James contributes to the Births, Deaths and Marriages Registration Amendment Bill debate

Wednesday, 13 June 2018

You can watch my speech here

As deputy chair of the Legal Affairs and Community Safety Committee I rise to speak in this debate on the Births, Deaths and Marriages Registration Amendment Bill 2018. I would like to record my thanks to my honourable colleagues on the committee—the members for Toohey, Mirani, Macalister, Lockyer and Mansfield—the committee staff, Hansard and those people and groups who tendered submissions and appeared before the committee.

As we know, last year the Commonwealth Marriage Act was amended to allow same-sex marriage. Those federal law amendments extended to the Sex Discrimination Act 1984 by repealing, with effect from 9 December 2018, protection from anti-discrimination law in relation to a refusal to alter a person’s gender on an official record due to that person being married. The latter change is of most relevance to officers working in the Queensland Registry of Births, Deaths and Marriages.

These changes to Commonwealth law necessitate that all states and territories amend their own laws to ensure consistency with the new arrangements at the federal level and that is what this bill seeks to achieve. It proposes to amend section 22 of act to allow a married person who has had gender reassignment surgery to record their new gender on their birth certificate without first having to divorce their spouse. There were 10 submissions made to the committee concerning this bill and they all supported the bill. I also support this bill in its current form. It is a sensible and necessary action to ensure that the law of the state of Queensland is consistent with the ultimately overriding law of the Commonwealth.

I note that some of the submissions to the committee concerning this bill contend that the bill does not go far enough. I do not agree with that view. The Human Rights Law Centre, the Gay and Lesbian Rights Lobby and the Rainbow Rights Watch argued that a person ought to be free to change their gender on their birth certificate without first having to undergo a sex change. It was also proposed that it should not be necessary for a person to have their sex recorded on their birth certificate at all. The Human Rights Law Centre is one such group that argues that births, deaths and marriage registration acts contain what they describe as ‘outdated, unnecessary and invasive requirements that significantly disadvantage transgender, gender diverse and intersex people in Queensland’.

The honourable member for Maiwar, Mr Berkman, also submitted on behalf of the Queensland Greens that people have the right to—

” … not specify a gender on legal documents, including birth and marriage certificates.

Intersex, transgender and gender diverse people should be able to alter their sex or gender on all official documents, consistent with how they live and identify, irrespective of their marital status, without the requirement for gender affirmation surgery or hormonal therapy.”
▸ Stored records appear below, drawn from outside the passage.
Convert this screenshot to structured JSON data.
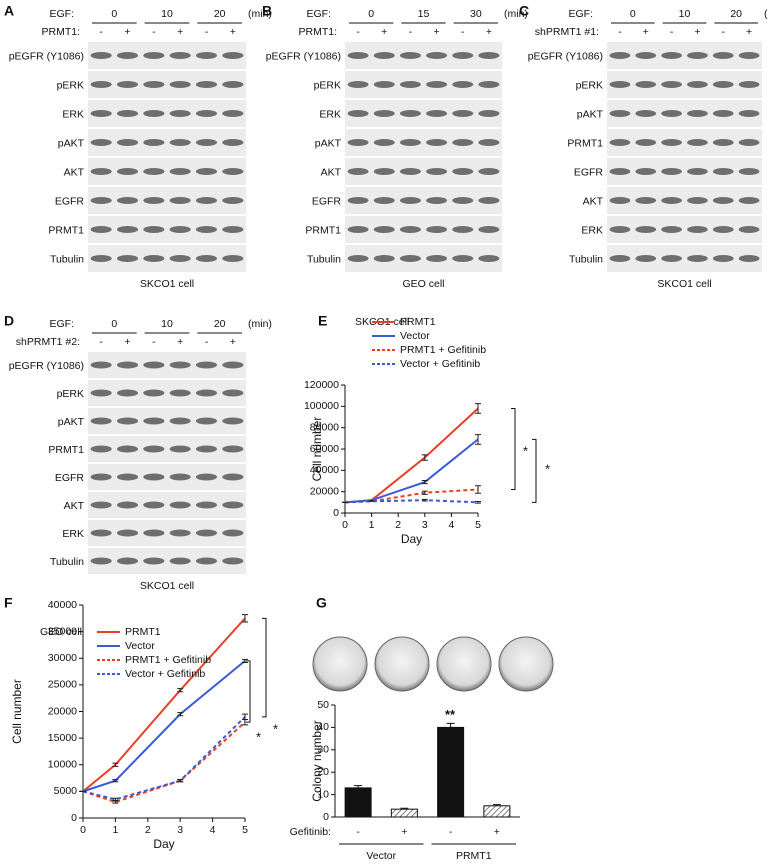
{
  "blots": [
    {
      "panel": "A",
      "header_label": "EGF:",
      "times": [
        "0",
        "10",
        "20"
      ],
      "unit": "(min)",
      "treatment_label": "PRMT1:",
      "signs": [
        "-",
        "+",
        "-",
        "+",
        "-",
        "+"
      ],
      "rows": [
        "pEGFR (Y1086)",
        "pERK",
        "ERK",
        "pAKT",
        "AKT",
        "EGFR",
        "PRMT1",
        "Tubulin"
      ],
      "caption": "SKCO1 cell"
    },
    {
      "panel": "B",
      "header_label": "EGF:",
      "times": [
        "0",
        "15",
        "30"
      ],
      "unit": "(min)",
      "treatment_label": "PRMT1:",
      "signs": [
        "-",
        "+",
        "-",
        "+",
        "-",
        "+"
      ],
      "rows": [
        "pEGFR (Y1086)",
        "pERK",
        "ERK",
        "pAKT",
        "AKT",
        "EGFR",
        "PRMT1",
        "Tubulin"
      ],
      "caption": "GEO cell"
    },
    {
      "panel": "C",
      "header_label": "EGF:",
      "times": [
        "0",
        "10",
        "20"
      ],
      "unit": "(min)",
      "treatment_label": "shPRMT1 #1:",
      "signs": [
        "-",
        "+",
        "-",
        "+",
        "-",
        "+"
      ],
      "rows": [
        "pEGFR (Y1086)",
        "pERK",
        "pAKT",
        "PRMT1",
        "EGFR",
        "AKT",
        "ERK",
        "Tubulin"
      ],
      "caption": "SKCO1 cell"
    },
    {
      "panel": "D",
      "header_label": "EGF:",
      "times": [
        "0",
        "10",
        "20"
      ],
      "unit": "(min)",
      "treatment_label": "shPRMT1 #2:",
      "signs": [
        "-",
        "+",
        "-",
        "+",
        "-",
        "+"
      ],
      "rows": [
        "pEGFR (Y1086)",
        "pERK",
        "pAKT",
        "PRMT1",
        "EGFR",
        "AKT",
        "ERK",
        "Tubulin"
      ],
      "caption": "SKCO1 cell"
    }
  ],
  "chart_data": [
    {
      "type": "line",
      "panel": "E",
      "subtitle": "SKCO1 cell",
      "x_label": "Day",
      "y_label": "Cell number",
      "x": [
        0,
        1,
        3,
        5
      ],
      "xlim": [
        0,
        5
      ],
      "xticks": [
        0,
        1,
        2,
        3,
        4,
        5
      ],
      "ylim": [
        0,
        120000
      ],
      "yticks": [
        0,
        20000,
        40000,
        60000,
        80000,
        100000,
        120000
      ],
      "series": [
        {
          "name": "PRMT1",
          "color": "#e8412a",
          "dashed": false,
          "values": [
            10000,
            12000,
            52000,
            98000
          ],
          "errors": [
            0,
            0,
            2500,
            4500
          ]
        },
        {
          "name": "Vector",
          "color": "#3b5bd6",
          "dashed": false,
          "values": [
            10000,
            12000,
            29000,
            69000
          ],
          "errors": [
            0,
            0,
            1500,
            4500
          ]
        },
        {
          "name": "PRMT1 + Gefitinib",
          "color": "#e8412a",
          "dashed": true,
          "values": [
            10000,
            11000,
            19000,
            22000
          ],
          "errors": [
            0,
            0,
            1500,
            3500
          ]
        },
        {
          "name": "Vector + Gefitinib",
          "color": "#3b5bd6",
          "dashed": true,
          "values": [
            10000,
            11000,
            12000,
            10000
          ],
          "errors": [
            0,
            0,
            800,
            800
          ]
        }
      ],
      "annotations": [
        "*",
        "*"
      ]
    },
    {
      "type": "line",
      "panel": "F",
      "subtitle": "GEO cell",
      "x_label": "Day",
      "y_label": "Cell number",
      "x": [
        0,
        1,
        3,
        5
      ],
      "xlim": [
        0,
        5
      ],
      "xticks": [
        0,
        1,
        2,
        3,
        4,
        5
      ],
      "ylim": [
        0,
        40000
      ],
      "yticks": [
        0,
        5000,
        10000,
        15000,
        20000,
        25000,
        30000,
        35000,
        40000
      ],
      "series": [
        {
          "name": "PRMT1",
          "color": "#e8412a",
          "dashed": false,
          "values": [
            5000,
            10000,
            24000,
            37500
          ],
          "errors": [
            0,
            300,
            300,
            700
          ]
        },
        {
          "name": "Vector",
          "color": "#3b5bd6",
          "dashed": false,
          "values": [
            5000,
            7000,
            19500,
            29500
          ],
          "errors": [
            0,
            200,
            300,
            300
          ]
        },
        {
          "name": "PRMT1 + Gefitinib",
          "color": "#e8412a",
          "dashed": true,
          "values": [
            5000,
            3000,
            7000,
            18000
          ],
          "errors": [
            0,
            200,
            200,
            500
          ]
        },
        {
          "name": "Vector + Gefitinib",
          "color": "#3b5bd6",
          "dashed": true,
          "values": [
            5000,
            3500,
            7000,
            19000
          ],
          "errors": [
            0,
            200,
            200,
            500
          ]
        }
      ],
      "annotations": [
        "*",
        "*"
      ]
    },
    {
      "type": "bar",
      "panel": "G",
      "y_label": "Colony number",
      "values": [
        13,
        3.5,
        40,
        5
      ],
      "errors": [
        1,
        0.4,
        1.8,
        0.5
      ],
      "colors": [
        "#111111",
        "#ffffff",
        "#111111",
        "#ffffff"
      ],
      "hatched": [
        false,
        true,
        false,
        true
      ],
      "ylim": [
        0,
        50
      ],
      "yticks": [
        0,
        10,
        20,
        30,
        40,
        50
      ],
      "treatment_label": "Gefitinib:",
      "signs": [
        "-",
        "+",
        "-",
        "+"
      ],
      "groups": [
        "Vector",
        "PRMT1"
      ],
      "annotations": [
        "**"
      ]
    }
  ]
}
Not to be outdone, currently, the government is conducting a review of the Births, Deaths and Marriages Registration Act. That has been marked by the release of the first of three discussion papers titled Registering life events: recognising sex and gender diversity and same-sex families. Among the concepts aired in the discussion paper is the possibility that additional gender assignments be developed. The discussion paper states—

“Calls have been made to include either another category of sex to allow individuals to self-identify their sex or gender when registering a life event or to choose their sex or gender from a range of additional categories of sex such as ‘non-binary’, ‘unspecified’, ‘nonspecific’, ‘indeterminate’ or ‘intersex’.”

Recently, we have seen the government quietly remove gender from our drivers’ licences, Commonwealth Games volunteers instructed to use bizarrely precious gender-neutral language and the now infamous Genderbread program, which was enacted at some Queensland state schools.

Personally, I disagree with all of these urgings for radical change and, in saying so, I am quite certain that I speak for the people of my electorate of Southern Downs.

Mr COSTIGAN: And a few others.

Mr LISTER: I take that interjection from the member for Whitsunday. We are wearying of political correctness crusades when we have so many more important and social problems at hand. Hospitals, schools, roads, electricity prices, drought and the scourge of ice are matters that are much more important to us.

The changes embodied in this bill as it stands are a necessary consequence of changes to the federal marriage and sex discrimination acts and the LNP and I support them. However, I wish to be clearly on record as not supporting the calls that we have heard for the creation of non-binary gender assignments and changes that would permit people to change their legal sex, or that of their children, on a whim.